Friday, October 12, 2012

Industry Groups Ask Federal Court to Strike Down SEC Resource Extraction Disclosure Regulation


A consortium of industry groups led by the US Chamber of Commerce has asked a federal court to strike down the recently-adopted SEC regulation implementing Section 1504 of the Dodd-Frank Act by requiring resource extraction companies engaged in the development of oil and natural gas to disclose payments made to the federal government or foreign governments. The groups have asked the DC Circuit Court of Appeals to void and vacate the regulation as arbitrary and capricious and not on accordance with the Administrative Procedure Act or the Securities and Exchange Act. They also ask for a permanent injunction prohibiting the SEC from enforcing the rule. Out of an abundance of caution, the industry groups have also filed a complain setting forth their claims in the US District Court for the District of Columbia. The counsel of record is Eugene Scalia of the Gibson Dunn & Crutcher firm. American Petroleum Institute and US Chamber of Commerce, et al. v. CFTC, Civil Action No. 12-1668.
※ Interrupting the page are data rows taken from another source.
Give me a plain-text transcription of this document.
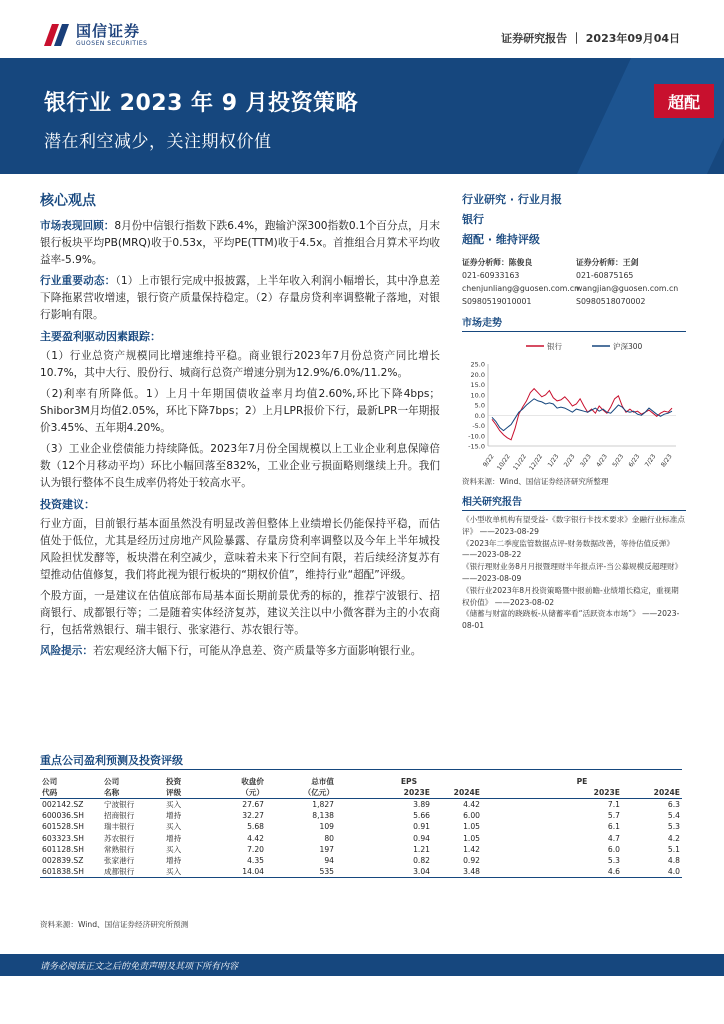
国信证券
GUOSEN SECURITIES	证券研究报告 ｜ 2023年09月04日
银行业 2023 年 9 月投资策略
潜在利空减少，关注期权价值
超配
核心观点

市场表现回顾：8月份中信银行指数下跌6.4%，跑输沪深300指数0.1个百分点，月末银行板块平均PB(MRQ)收于0.53x，平均PE(TTM)收于4.5x。首推组合月算术平均收益率-5.9%。

行业重要动态：（1）上市银行完成中报披露，上半年收入利润小幅增长，其中净息差下降拖累营收增速，银行资产质量保持稳定。（2）存量房贷利率调整靴子落地，对银行影响有限。

主要盈利驱动因素跟踪：

（1）行业总资产规模同比增速维持平稳。商业银行2023年7月份总资产同比增长10.7%，其中大行、股份行、城商行总资产增速分别为12.9%/6.0%/11.2%。

（2)利率有所降低。1）上月十年期国债收益率月均值2.60%,环比下降4bps；Shibor3M月均值2.05%，环比下降7bps；2）上月LPR报价下行，最新LPR一年期报价3.45%、五年期4.20%。

（3）工业企业偿债能力持续降低。2023年7月份全国规模以上工业企业利息保障倍数（12个月移动平均）环比小幅回落至832%，工业企业亏损面略则继续上升。我们认为银行整体不良生成率仍将处于较高水平。

投资建议：

行业方面，目前银行基本面虽然没有明显改善但整体上业绩增长仍能保持平稳，而估值处于低位，尤其是经历过房地产风险暴露、存量房贷利率调整以及今年上半年城投风险担忧发酵等，板块潜在利空减少，意味着未来下行空间有限，若后续经济复苏有望推动估值修复，我们将此视为银行板块的“期权价值”，维持行业“超配”评级。

个股方面，一是建议在估值底部布局基本面长期前景优秀的标的，推荐宁波银行、招商银行、成都银行等；二是随着实体经济复苏，建议关注以中小微客群为主的小农商行，包括常熟银行、瑞丰银行、张家港行、苏农银行等。

风险提示：若宏观经济大幅下行，可能从净息差、资产质量等多方面影响银行业。

行业研究 · 行业月报
银行
超配 · 维持评级
证券分析师：陈俊良
021-60933163
chenjunliang@guosen.com.cn
S0980519010001
证券分析师：王剑
021-60875165
wangjian@guosen.com.cn
S0980518070002
市场走势
银行	沪深300
25.0
20.0
15.0
10.0
5.0
0.0
-5.0
-10.0
-15.0
9/22 10/22 11/22 12/22 1/23 2/23 3/23 4/23 5/23 6/23 7/23 8/23
资料来源：Wind、国信证券经济研究所整理
相关研究报告
《小型收单机构有望受益-《数字银行卡技术要求》金融行业标准点评》 ——2023-08-29
《2023年二季度监管数据点评-财务数据改善，等待估值反弹》 ——2023-08-22
《银行理财业务8月月报暨理财半年报点评-当公募规模反超理财》 ——2023-08-09
《银行业2023年8月投资策略暨中报前瞻-业绩增长稳定，重视期权价值》 ——2023-08-02
《储蓄与财富的跷跷板-从储蓄率看“活跃资本市场”》 ——2023-08-01
重点公司盈利预测及投资评级
公司	公司	投资	收盘价	总市值	EPS		PE	
代码	名称	评级	（元）	（亿元）	2023E	2024E	2023E	2024E
002142.SZ	宁波银行	买入	27.67	1,827	3.89	4.42	7.1	6.3
600036.SH	招商银行	增持	32.27	8,138	5.66	6.00	5.7	5.4
601528.SH	瑞丰银行	买入	5.68	109	0.91	1.05	6.1	5.3
603323.SH	苏农银行	增持	4.42	80	0.94	1.05	4.7	4.2
601128.SH	常熟银行	买入	7.20	197	1.21	1.42	6.0	5.1
002839.SZ	张家港行	增持	4.35	94	0.82	0.92	5.3	4.8
601838.SH	成都银行	买入	14.04	535	3.04	3.48	4.6	4.0
资料来源：Wind、国信证券经济研究所预测
请务必阅读正文之后的免责声明及其项下所有内容
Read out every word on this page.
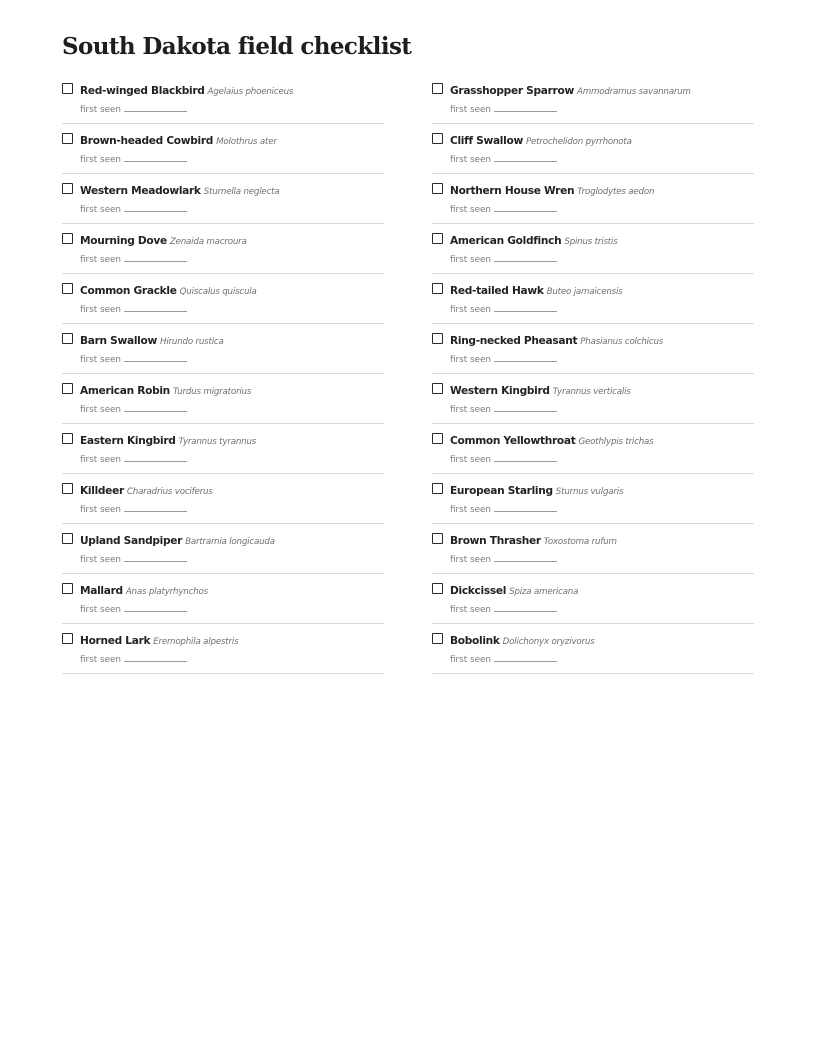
South Dakota field checklist
Red-winged Blackbird Agelaius phoeniceus
first seen
Brown-headed Cowbird Molothrus ater
first seen
Western Meadowlark Sturnella neglecta
first seen
Mourning Dove Zenaida macroura
first seen
Common Grackle Quiscalus quiscula
first seen
Barn Swallow Hirundo rustica
first seen
American Robin Turdus migratorius
first seen
Eastern Kingbird Tyrannus tyrannus
first seen
Killdeer Charadrius vociferus
first seen
Upland Sandpiper Bartramia longicauda
first seen
Mallard Anas platyrhynchos
first seen
Horned Lark Eremophila alpestris
first seen
Grasshopper Sparrow Ammodramus savannarum
first seen
Cliff Swallow Petrochelidon pyrrhonota
first seen
Northern House Wren Troglodytes aedon
first seen
American Goldfinch Spinus tristis
first seen
Red-tailed Hawk Buteo jamaicensis
first seen
Ring-necked Pheasant Phasianus colchicus
first seen
Western Kingbird Tyrannus verticalis
first seen
Common Yellowthroat Geothlypis trichas
first seen
European Starling Sturnus vulgaris
first seen
Brown Thrasher Toxostoma rufum
first seen
Dickcissel Spiza americana
first seen
Bobolink Dolichonyx oryzivorus
first seen
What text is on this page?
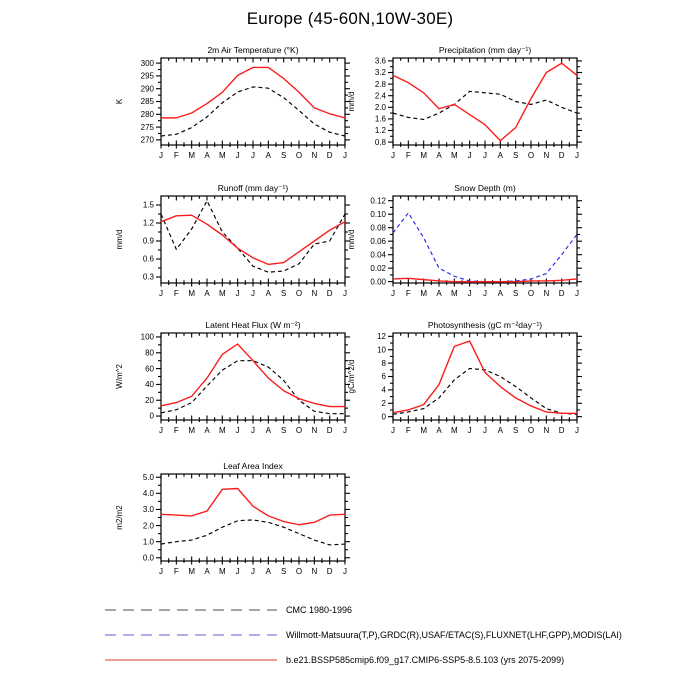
Europe (45-60N,10W-30E)
2m Air Temperature (°K)
K
270
275
280
285
290
295
300
J F M A M J J A S O N D J
Precipitation (mm day⁻¹)
mm/d
0.8
1.2
1.6
2.0
2.4
2.8
3.2
3.6
J F M A M J J A S O N D J
Runoff (mm day⁻¹)
mm/d
0.3
0.6
0.9
1.2
1.5
J F M A M J J A S O N D J
Snow Depth (m)
mm/d
0.00
0.02
0.04
0.06
0.08
0.10
0.12
J F M A M J J A S O N D J
Latent Heat Flux (W m⁻²)
W/m^2
0
20
40
60
80
100
J F M A M J J A S O N D J
Photosynthesis (gC m⁻²day⁻¹)
gC/m^2/d
0
2
4
6
8
10
12
J F M A M J J A S O N D J
Leaf Area Index
m2/m2
0.0
1.0
2.0
3.0
4.0
5.0
J F M A M J J A S O N D J
CMC 1980-1996
Willmott-Matsuura(T,P),GRDC(R),USAF/ETAC(S),FLUXNET(LHF,GPP),MODIS(LAI)
b.e21.BSSP585cmip6.f09_g17.CMIP6-SSP5-8.5.103 (yrs 2075-2099)
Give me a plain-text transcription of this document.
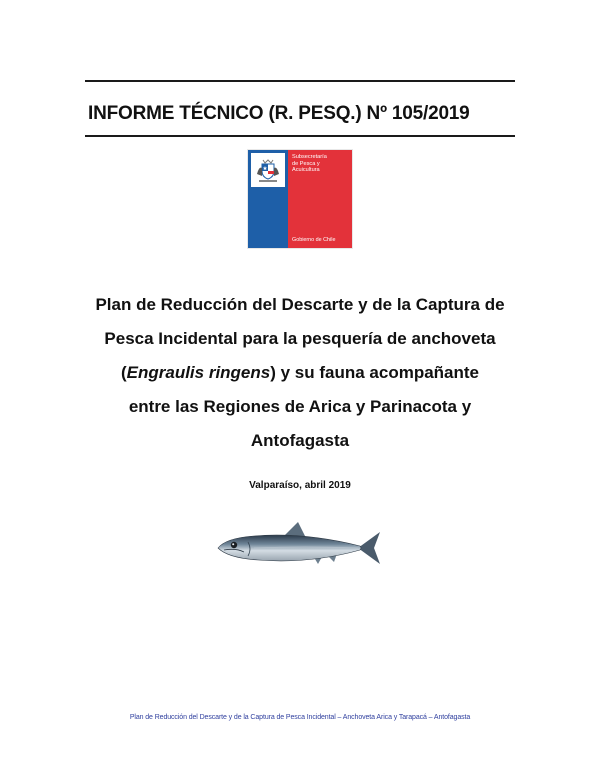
INFORME TÉCNICO (R. PESQ.) Nº 105/2019
Subsecretaría
de Pesca y
Acuicultura
Gobierno de Chile
Plan de Reducción del Descarte y de la Captura de
Pesca Incidental para la pesquería de anchoveta
(Engraulis ringens) y su fauna acompañante
entre las Regiones de Arica y Parinacota y
Antofagasta
Valparaíso, abril 2019
Plan de Reducción del Descarte y de la Captura de Pesca Incidental – Anchoveta Arica y Tarapacá – Antofagasta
The industry groups allege that the SEC selectively ignored its statutory duty to conduct a meaningful cost-benefit analysis and misinterpreted its duty to make a compilation of information available to the public. They also maintain that the regulation is incompatible with the First Amendment.

The district court complaint states that by the Commission’s own reckoning the rule will cost U.S. public companies at least $1 billion in initial compliance costs and $200 to $400 million in ongoing compliance costs, and could add billions of dollars of additional costs through the loss of trade secrets and business opportunities. While the Commission did not quantify how many billions of dollars more the rule might cost U.S. companies, it acknowledged that US companies may be forced to sell their assets in the host countries at fire sale prices or else keep existing assets idle and not use them in other projects.

The SEC did not include an exemption when foreign law prohibits disclosure. In calculating the competitive costs associated with the potential for lost business in countries that prohibit the required disclosures, noted the complaint, the Commission did not determine how many countries had laws on the books prohibiting disclosure. Rather, it merely stated that commenters’ concerns regarding lost business appear warranted and that host country laws could add billions of dollars of costs to affected issuers. The industry groups claim that the misreading of Sec. 1504 of Dodd-Frank exacerbated the infringement of First Amendment interests caused by the statute itself. Section 1504 forces US public companies to engage in speech that they do not wish to make, said the complaint, in violation of their contractual commitments.